We have recently faced some load issues in our sync servers (using Hocuspocus, multiple instances synced via Redis) and noticed an interesting behavior: during an incident, users would report seeing “ghost cursors” from their past selves, “replaying” the changes they made some time before.
We have not been able to reproduce this, but my understanding of what happens is:
- user is connected to a sync server instance (S1) and sending awareness updates (from client id C1)
- server faces heavy load and there’s lag consuming awareness updates from other instances (S2, S3, …)

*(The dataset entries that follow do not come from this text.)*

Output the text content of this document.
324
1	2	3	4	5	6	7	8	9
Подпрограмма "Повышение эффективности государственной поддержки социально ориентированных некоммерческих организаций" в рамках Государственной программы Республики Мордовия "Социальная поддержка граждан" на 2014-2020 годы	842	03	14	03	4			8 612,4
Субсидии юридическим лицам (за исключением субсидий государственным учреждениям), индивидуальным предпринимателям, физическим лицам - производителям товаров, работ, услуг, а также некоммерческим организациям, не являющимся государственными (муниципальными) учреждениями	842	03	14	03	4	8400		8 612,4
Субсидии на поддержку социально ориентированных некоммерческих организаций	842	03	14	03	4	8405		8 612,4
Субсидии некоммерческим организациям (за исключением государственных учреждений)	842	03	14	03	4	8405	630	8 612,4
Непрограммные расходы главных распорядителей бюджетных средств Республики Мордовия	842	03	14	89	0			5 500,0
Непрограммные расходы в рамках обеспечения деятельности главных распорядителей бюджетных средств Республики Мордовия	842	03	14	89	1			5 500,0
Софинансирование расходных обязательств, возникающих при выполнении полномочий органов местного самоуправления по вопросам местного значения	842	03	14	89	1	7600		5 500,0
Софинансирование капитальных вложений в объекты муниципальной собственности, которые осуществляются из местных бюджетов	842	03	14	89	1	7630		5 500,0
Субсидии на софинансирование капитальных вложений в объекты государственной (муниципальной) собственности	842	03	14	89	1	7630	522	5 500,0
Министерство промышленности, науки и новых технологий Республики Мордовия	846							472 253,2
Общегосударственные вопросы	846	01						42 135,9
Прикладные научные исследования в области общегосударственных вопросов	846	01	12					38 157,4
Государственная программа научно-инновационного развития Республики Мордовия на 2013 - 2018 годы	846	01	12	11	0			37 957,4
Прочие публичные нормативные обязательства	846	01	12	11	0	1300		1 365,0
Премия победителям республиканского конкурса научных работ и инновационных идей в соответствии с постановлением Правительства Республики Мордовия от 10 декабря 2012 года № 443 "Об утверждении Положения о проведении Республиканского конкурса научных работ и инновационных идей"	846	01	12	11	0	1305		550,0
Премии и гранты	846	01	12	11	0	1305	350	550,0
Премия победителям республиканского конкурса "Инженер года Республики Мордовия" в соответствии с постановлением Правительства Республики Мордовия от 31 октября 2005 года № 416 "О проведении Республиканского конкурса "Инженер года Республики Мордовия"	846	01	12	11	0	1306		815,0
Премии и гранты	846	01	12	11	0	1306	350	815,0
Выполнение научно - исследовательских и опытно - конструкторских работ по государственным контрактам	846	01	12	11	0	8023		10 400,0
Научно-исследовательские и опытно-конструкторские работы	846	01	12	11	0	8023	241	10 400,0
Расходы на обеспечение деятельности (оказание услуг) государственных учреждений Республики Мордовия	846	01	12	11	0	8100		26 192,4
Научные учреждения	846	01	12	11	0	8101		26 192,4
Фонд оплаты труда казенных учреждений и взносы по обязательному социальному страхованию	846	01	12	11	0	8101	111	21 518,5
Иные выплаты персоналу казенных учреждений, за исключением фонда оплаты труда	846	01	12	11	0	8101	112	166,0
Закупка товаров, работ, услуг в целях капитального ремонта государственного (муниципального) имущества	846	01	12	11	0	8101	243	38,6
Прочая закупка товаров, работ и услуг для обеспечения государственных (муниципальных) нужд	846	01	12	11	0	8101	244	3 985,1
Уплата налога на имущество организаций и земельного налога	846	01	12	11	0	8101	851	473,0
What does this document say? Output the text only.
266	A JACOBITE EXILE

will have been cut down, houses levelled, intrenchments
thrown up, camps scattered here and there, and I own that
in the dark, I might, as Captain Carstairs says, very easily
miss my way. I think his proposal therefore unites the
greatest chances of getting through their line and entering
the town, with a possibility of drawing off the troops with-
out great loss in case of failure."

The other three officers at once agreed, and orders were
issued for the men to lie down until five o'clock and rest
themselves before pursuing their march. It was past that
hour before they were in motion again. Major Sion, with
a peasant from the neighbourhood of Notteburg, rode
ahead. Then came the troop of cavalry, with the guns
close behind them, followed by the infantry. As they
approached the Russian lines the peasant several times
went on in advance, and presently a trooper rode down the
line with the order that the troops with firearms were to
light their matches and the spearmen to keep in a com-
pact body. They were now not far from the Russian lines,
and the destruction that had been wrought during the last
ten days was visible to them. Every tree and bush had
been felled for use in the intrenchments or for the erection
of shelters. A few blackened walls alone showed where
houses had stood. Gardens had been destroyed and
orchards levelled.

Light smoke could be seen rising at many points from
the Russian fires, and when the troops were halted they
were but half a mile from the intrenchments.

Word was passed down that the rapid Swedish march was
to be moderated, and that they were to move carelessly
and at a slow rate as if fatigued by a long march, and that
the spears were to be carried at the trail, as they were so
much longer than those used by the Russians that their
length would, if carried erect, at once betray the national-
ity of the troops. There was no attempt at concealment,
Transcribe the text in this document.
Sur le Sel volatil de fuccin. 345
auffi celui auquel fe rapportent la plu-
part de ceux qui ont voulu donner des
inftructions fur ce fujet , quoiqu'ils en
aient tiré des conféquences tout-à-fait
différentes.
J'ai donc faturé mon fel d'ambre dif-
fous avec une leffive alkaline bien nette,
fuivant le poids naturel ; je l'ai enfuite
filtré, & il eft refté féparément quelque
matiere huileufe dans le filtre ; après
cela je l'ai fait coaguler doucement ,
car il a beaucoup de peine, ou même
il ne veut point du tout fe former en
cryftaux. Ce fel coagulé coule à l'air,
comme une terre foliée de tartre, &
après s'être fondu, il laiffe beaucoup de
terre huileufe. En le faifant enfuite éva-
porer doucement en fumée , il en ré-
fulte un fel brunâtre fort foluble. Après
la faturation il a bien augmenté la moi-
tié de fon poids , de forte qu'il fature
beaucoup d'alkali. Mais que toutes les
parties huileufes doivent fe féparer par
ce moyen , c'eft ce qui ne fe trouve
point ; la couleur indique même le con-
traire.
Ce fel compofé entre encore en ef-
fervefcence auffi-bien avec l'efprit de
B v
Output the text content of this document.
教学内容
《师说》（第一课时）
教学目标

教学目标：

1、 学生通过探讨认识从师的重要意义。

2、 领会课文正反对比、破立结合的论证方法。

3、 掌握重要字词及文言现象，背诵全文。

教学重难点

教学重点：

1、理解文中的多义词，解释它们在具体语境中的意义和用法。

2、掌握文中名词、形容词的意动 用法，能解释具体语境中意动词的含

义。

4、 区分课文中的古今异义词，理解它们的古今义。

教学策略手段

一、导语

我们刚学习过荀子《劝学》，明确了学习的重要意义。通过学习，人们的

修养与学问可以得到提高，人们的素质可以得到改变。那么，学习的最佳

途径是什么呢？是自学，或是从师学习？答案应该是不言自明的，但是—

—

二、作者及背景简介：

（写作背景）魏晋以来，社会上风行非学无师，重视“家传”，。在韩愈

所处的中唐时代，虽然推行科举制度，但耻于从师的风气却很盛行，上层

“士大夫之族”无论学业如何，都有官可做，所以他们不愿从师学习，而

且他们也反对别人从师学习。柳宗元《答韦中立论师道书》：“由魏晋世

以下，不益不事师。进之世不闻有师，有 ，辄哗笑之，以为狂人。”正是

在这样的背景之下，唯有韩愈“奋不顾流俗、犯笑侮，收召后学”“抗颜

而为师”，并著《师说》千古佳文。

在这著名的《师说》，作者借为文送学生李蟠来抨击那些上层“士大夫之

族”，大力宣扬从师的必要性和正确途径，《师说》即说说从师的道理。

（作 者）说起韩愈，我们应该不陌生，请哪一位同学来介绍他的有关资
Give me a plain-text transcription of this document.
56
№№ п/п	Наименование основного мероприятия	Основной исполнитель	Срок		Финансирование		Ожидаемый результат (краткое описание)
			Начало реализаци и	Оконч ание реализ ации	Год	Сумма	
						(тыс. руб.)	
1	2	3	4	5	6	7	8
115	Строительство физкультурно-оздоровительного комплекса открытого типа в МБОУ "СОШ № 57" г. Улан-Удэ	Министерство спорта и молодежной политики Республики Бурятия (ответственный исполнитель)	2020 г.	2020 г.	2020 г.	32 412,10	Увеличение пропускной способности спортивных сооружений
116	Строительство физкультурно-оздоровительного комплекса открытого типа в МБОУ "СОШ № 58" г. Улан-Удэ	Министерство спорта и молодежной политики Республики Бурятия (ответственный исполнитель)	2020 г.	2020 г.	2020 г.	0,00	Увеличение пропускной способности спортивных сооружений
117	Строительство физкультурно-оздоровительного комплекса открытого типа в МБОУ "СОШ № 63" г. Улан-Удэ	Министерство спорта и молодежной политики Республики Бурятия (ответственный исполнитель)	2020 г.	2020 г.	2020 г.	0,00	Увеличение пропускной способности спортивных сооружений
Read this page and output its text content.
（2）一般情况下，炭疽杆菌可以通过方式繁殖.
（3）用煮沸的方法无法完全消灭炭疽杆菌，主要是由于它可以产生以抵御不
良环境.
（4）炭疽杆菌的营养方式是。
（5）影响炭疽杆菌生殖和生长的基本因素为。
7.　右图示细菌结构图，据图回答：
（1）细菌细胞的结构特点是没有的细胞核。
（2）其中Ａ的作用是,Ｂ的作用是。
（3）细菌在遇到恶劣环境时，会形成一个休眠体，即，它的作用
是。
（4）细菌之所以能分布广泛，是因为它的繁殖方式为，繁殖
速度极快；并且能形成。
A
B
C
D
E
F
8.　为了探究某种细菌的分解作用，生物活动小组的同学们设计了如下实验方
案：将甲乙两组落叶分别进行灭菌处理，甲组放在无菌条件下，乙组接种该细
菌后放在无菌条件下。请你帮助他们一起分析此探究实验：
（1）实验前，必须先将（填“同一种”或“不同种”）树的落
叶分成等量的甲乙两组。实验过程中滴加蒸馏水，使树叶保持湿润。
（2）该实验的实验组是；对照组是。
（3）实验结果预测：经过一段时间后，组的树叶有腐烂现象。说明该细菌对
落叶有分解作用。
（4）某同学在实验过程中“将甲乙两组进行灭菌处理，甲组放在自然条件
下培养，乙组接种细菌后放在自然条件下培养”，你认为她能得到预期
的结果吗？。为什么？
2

- user reconnects to a different server, say S2 (e.g. maybe because they reloaded the app), now the client id is C2
- server S2 finally consumes the updates that originated in C1 (synced via S1) and sends then to C2
- C2 “replays” old awareness states
We also received reports of this happening in collaborative sessions (with multiple users), so some naive app-level user id filtering wouldn’t suffice.
Now, given the scenario above, and without any knowledge of the awareness protocol, my first instinct would be to tag awareness updates with timestamps and then conditionally drop them in the receiving client based on a configurable grace period. Now, it seems that the awareness protocol actually uses a state-based CRDT, and in this case, at least with the current implementation, it doesn’t seem like that’s something achievable.
Is that understanding correct? Could there be an alternative solution?